Good retail stores know where we look and where we walk in their stores, they know what shelves to put the right items on. And they know what messages sell. But how are our websites looking... Consider these issues

  • Restaurants - As a customer, what i want is: opening hours, booking phone/email, GPS friendly street address and interactive map, and a menu. Everything else is really a bit superfluous
  • Online Shops - I want to get to the products via a category menu visible on all pages. I want all relevant information about a product on one page, or if it really is impractical, then a major menu button getting me to "general installation/usage guidelines". The checkout process should not require user registration and login, unless it is a wholesale business with limited customer base.
  • Unsubscribe links - make sure they work... A recent site the text was included in the email, but unlinked. I looked around their website and could not find an unsubscribe option. I raised a support ticket and got an automated email that told me very little. It took several days for the site to get back in touch with me.
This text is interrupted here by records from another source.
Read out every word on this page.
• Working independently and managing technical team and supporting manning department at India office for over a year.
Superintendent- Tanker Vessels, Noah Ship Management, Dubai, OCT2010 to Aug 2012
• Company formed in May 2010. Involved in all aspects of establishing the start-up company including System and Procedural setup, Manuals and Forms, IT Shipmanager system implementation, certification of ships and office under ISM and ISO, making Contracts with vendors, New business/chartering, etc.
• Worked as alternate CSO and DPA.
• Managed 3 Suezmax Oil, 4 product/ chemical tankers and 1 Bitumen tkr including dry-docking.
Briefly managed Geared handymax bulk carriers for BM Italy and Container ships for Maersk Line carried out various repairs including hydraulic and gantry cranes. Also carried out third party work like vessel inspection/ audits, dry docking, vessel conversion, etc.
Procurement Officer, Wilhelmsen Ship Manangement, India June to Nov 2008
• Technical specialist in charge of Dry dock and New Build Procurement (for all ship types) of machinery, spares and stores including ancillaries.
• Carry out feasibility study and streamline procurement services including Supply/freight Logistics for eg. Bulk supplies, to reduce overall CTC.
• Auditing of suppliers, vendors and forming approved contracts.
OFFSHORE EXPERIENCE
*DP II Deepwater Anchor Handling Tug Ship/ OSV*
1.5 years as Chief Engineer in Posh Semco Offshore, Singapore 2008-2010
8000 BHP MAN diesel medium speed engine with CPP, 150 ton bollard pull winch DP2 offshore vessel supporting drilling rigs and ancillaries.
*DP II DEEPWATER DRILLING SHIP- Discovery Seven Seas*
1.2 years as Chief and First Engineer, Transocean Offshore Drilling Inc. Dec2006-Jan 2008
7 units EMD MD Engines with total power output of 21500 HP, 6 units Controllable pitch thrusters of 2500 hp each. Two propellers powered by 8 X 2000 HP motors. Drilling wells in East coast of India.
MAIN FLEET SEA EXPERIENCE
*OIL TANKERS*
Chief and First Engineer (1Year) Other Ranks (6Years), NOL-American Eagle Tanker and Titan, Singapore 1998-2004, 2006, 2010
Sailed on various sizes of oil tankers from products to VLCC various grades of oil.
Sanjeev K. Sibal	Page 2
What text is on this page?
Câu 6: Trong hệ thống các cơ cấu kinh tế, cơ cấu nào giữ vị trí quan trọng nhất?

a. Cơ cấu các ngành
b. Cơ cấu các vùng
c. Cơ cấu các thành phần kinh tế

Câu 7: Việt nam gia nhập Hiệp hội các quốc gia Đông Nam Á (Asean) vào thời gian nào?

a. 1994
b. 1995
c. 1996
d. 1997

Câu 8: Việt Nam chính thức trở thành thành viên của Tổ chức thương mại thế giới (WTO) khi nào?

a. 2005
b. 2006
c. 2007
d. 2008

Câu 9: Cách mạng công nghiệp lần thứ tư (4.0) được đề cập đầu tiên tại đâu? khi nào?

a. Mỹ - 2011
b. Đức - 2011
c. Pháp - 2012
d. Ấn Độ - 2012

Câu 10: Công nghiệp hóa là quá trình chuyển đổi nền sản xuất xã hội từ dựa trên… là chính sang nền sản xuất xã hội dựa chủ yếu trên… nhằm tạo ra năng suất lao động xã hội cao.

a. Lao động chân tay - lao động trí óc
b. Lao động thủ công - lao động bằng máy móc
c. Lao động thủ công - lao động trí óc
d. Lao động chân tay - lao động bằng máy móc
Very very bad...
  • All other websites - I want trust, I want to know your contact details. Nothing puts less trust in me than a website with no phone or address. A physical address is better than a postal. Showing customers you really want to communicate with them instills trust. A photo of your "bricks and motar" store does also.

Usability helps everyone

  • Customer experience improves with a useable website, and happier customers make referrals
  • Customers who help themselves, save you admin time and money
  • Helping a customer complete a task that they are only tentatively interested in, will ensure a sale/enquiry is made that may have otherwise remained incomplete.

Common mistakes made

  • Don't put important information beneath the fold (that area where you scroll to, that no body goes)
  • Don't have too many competing messages. Your navigation should get everyone where they want to be, and calls to action should be limited to the primary 3 buy/enquire/subscribe options.
  • Don't rename your buttons with unique text. Home=Home (left most button), Map=Map. Contact Us=Contact/Us (right most button)
  • Keep news/events/blogs pages upto date, or don't have them.
  • Don't use flash for navigation. Don't depend on flash for calls to action. Flash does not work on the millions and millions of ipads and iphones that people use every day.
  • Test your website using customers and strangers. Give them a real world scenerio as a customer, and see if they can complete the task on your website without asking you questions. Watch where they navigate, take notes, and ask them later about how you could improve your website.